Since the inception of the Virginia tobacco plantations in the prior century native American captives had been forced to work alongside African slaves—as well as many indentured Scots who essentially lived as slaves. The last survivors of Tidewater tribes and natives captured in the colony’s Indian wars were disappearing into this harsh servitude well into the 18th century. While the Iroquois were not among those who were thus extinguished, the leaders of that once mighty confederation could no longer deny that their world was ending. Their numbers were dwindling and their traditional culture was rapidly disappearing, yet proud and determined chieftains, matriarchs, and warriors—some of them former rangers savvy in the ways of both the tribes and the Europeans—struggled to preserve their way of life.
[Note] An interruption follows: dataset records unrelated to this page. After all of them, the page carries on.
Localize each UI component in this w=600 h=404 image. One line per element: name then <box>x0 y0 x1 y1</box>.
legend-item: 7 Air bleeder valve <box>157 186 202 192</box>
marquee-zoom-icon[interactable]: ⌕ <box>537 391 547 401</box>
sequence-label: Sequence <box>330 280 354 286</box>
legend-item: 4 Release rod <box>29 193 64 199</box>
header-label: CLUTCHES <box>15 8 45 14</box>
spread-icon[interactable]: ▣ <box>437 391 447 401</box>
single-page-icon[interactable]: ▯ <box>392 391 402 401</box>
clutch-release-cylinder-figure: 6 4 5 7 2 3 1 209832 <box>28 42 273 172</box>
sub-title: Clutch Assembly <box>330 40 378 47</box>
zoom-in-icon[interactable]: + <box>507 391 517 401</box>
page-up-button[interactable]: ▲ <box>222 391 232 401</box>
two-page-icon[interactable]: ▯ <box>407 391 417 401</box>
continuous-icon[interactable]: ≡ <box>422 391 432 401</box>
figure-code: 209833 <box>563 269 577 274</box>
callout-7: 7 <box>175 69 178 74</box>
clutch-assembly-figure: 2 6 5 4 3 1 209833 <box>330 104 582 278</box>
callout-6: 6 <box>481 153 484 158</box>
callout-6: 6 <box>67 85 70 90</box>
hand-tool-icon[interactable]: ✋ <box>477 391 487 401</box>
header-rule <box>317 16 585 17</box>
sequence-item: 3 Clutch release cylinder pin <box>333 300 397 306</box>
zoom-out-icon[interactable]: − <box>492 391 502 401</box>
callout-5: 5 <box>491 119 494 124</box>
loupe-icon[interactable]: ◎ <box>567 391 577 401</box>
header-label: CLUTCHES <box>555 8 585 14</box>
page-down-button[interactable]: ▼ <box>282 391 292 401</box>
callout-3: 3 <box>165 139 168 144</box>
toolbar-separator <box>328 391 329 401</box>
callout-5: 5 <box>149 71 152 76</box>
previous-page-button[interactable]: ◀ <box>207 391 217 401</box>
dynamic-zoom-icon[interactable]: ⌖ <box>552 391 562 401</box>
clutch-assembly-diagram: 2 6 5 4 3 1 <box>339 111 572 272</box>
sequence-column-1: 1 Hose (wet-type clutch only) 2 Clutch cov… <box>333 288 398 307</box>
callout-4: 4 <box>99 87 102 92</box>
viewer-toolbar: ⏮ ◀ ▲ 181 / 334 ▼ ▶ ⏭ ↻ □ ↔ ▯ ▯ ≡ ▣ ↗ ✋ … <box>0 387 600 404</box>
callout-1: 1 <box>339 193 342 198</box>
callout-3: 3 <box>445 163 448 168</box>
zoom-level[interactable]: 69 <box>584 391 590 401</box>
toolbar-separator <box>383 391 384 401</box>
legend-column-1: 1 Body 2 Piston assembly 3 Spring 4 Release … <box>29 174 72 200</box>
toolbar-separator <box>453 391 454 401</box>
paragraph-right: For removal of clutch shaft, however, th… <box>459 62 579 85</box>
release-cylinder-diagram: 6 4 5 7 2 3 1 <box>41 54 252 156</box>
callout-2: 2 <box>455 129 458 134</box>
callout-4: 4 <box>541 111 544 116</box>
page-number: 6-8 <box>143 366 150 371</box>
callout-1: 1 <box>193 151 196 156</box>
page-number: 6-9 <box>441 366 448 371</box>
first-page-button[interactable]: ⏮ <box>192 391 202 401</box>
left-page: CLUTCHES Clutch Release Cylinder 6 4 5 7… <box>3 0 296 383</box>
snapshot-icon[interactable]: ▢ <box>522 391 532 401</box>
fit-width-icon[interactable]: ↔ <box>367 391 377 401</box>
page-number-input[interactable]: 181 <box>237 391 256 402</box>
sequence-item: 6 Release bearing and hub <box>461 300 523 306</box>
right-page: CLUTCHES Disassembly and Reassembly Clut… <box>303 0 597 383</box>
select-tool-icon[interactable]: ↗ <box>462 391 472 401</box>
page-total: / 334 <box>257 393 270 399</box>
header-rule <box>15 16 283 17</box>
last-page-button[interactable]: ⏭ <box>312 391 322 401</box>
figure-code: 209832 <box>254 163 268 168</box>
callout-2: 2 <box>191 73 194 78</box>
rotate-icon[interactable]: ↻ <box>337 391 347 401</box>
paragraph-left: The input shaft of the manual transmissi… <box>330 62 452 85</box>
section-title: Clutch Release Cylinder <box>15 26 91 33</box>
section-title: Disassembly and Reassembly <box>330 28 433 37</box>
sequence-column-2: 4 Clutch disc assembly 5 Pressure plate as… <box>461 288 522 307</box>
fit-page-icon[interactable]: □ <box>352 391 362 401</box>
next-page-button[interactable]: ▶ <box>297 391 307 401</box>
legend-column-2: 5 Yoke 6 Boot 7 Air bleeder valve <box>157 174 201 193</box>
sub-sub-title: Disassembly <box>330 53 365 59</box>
That remarkable native civilization, uniquely in balance with the natural world, had maintained the Pax Iroquoia for centuries in the Northeast woodlands but it was no match for the disease, rum, and timber axes brought by European settlers.
Ultimately British efforts to thwart the Americans failed and the Stamp Tax Congress proceeded in the autumn of 1765, with nine colonies attending. The resolutions it passed, though not as fiery as the Virginia Resolves, unequivocally rejected the authority of London to impose domestic taxes on the colonies. While the delegates tried to placate the king by asserting that England’s monopoly on colonial trade should be deemed America’s contribution to London, the Congress represented a vital turning point in relations between England and its American colonies. Its enactments were undeniably a joint action against Parliament, and while it infuriated many in London, including King George, it also strengthened the resolve of the colonists. The stamp tax was repealed a few months later.
Among those who stepped onto the public stage during this year of protest was John Ad
ams, who until that time had been an obscure lawyer in Braintree. He recorded then that 1765 had been the most memorable year of his life, underscoring that the Stamp Act “has raised and spred thro the whole Continent, a Spirit that will be recorded to our Honour with all future Generations.” It would be ten more years before muskets were fired on Lexington Green, and the intervening years were to be filled with more intrigues, triumphs, and tragedies, but the spirit of freedom that had been bred into the colonists had found a common voice. It would not be silenced.